Thumbs are up for this as well as the audit of discoms though not for the 50% power subsidy. While some prefer AAP meeting Delhi’s power crisis in a more efficient manner, everyone agrees AAP has taken a step in the right direction by clarifying that the power subsidy is short-term.
“Audit of power companies will help us know the exact price of power. But I don’t think a 50% subsidy for consumption up to 400 units is a good idea. It should’ve been targeted. The poor and well-heeled are benefiting equally.

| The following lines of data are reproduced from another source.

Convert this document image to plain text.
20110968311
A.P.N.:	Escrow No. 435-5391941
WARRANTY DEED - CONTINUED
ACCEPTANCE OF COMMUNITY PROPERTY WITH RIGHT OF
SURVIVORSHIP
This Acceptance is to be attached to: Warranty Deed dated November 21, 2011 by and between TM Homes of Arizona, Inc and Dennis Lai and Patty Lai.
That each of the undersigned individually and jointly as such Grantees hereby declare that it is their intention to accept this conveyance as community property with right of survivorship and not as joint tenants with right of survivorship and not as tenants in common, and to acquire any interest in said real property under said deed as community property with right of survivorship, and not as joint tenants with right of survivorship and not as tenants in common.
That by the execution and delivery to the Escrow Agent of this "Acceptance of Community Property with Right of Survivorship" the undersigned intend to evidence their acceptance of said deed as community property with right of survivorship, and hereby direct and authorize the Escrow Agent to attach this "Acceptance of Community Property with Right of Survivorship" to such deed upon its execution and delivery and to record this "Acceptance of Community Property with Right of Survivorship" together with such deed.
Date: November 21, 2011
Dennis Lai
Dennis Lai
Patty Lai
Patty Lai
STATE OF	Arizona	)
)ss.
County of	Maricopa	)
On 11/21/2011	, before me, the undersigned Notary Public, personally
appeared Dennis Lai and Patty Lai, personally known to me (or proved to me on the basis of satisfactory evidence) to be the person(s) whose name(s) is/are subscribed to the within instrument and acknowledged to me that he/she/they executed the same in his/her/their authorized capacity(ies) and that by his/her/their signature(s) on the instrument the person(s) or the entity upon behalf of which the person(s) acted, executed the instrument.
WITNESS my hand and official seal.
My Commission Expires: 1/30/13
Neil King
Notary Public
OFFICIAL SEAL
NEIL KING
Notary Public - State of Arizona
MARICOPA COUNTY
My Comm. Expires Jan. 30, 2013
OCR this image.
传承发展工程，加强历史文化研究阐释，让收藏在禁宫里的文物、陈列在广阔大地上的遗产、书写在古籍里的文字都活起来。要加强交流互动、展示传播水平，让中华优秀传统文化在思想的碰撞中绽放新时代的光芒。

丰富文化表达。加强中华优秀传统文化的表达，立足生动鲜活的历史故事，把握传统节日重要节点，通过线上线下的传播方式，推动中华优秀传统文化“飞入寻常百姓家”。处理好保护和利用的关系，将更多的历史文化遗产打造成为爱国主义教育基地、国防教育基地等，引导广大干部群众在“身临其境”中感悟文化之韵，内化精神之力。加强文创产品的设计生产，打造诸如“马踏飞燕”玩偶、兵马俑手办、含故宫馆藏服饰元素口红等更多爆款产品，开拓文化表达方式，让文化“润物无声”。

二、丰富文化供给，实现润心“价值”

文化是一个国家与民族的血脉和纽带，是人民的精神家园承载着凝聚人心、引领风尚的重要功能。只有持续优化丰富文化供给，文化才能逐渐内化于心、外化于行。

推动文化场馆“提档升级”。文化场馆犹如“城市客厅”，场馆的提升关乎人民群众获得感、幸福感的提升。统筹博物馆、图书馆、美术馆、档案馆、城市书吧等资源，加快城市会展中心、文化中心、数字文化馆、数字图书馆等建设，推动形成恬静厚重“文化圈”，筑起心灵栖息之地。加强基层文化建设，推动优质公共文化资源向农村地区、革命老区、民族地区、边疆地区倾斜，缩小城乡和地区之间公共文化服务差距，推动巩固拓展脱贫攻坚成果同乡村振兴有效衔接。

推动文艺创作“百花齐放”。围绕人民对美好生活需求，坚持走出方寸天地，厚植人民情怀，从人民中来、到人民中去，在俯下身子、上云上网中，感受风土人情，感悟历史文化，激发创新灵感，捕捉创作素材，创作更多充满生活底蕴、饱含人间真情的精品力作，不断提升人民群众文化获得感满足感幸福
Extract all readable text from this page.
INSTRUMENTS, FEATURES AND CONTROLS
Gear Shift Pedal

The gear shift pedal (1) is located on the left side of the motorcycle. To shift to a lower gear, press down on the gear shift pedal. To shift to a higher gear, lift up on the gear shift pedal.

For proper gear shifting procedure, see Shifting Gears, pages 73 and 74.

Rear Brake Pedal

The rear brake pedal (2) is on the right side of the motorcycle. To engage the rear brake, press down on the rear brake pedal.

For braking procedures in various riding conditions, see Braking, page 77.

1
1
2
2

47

I feel Kejriwal should have invested in subsidizing energy-efficient appliances for households and in renewable energy,” says Chandra Bhushan of Centre for Science and Environment.
While he worries that a sop once announced might be difficult to withdraw, Bhushan hopes Kejriwal has planned for more efficient use of power in future. “It’s good they want to meet 20% of Delhi’s power needs with solar energy in 10 years but it will require a lot of money. Money is limited and planning has to be judicious,” he says.
One of the key measures that AAP government can take up is to quickly finalize Delhi Electricity Regulatory Commission’s net metering proposal released last week and then help large consumers set up solar rooftop systems to offset the load on the grid. Delhi government’s environment department already has a draft solar policy in place. Opinion is divided on whether solar rooftops should be subsidized in Delhi.
“Due to sharp decline in solar prices, such projects already make economic sense to consumers (mainly commercial and high-end residential) with high electricity use and high tariff. The policy should focus on removal of procedural hurdles and other barriers in deploying RTPV systems,” suggests Ashwin Gambhir of Prayas Energy Group.
But he, too, is against subsidization. Solar Energy Corporation of India has already started a rooftop PV project. Each watt currently costs Rs 87-90 which means about Rs 90,000 per KW. A small household can run on 2KW but solar rooftops must be implemented for large buildings and establishments to achieve economies of scale.
Abhishek Pratap of Greenpeace India, however, feels the government should subsidize solar rooftops in Delhi to encourage more people to go for it. “The ministry of new and renewable energy already gives a 30% subsidy on solar rooftops. If AAP can add a 10-20% subsidy on panels and batteries, it may push consumers to opt for it as the cost falls dramatically. All this, however, should be done after the discom audit is over and a decision is taken on whether they will continue the current 50% subsidy on conventional power,” he says. The government should consider making solar a “priority lending sector” and banks should also offer soft loans, Pratap suggests.
Though much depends on the audit, all agree that the three months CAG will take to conduct it should be spent developing a robust renewable energy and energy efficiency plan.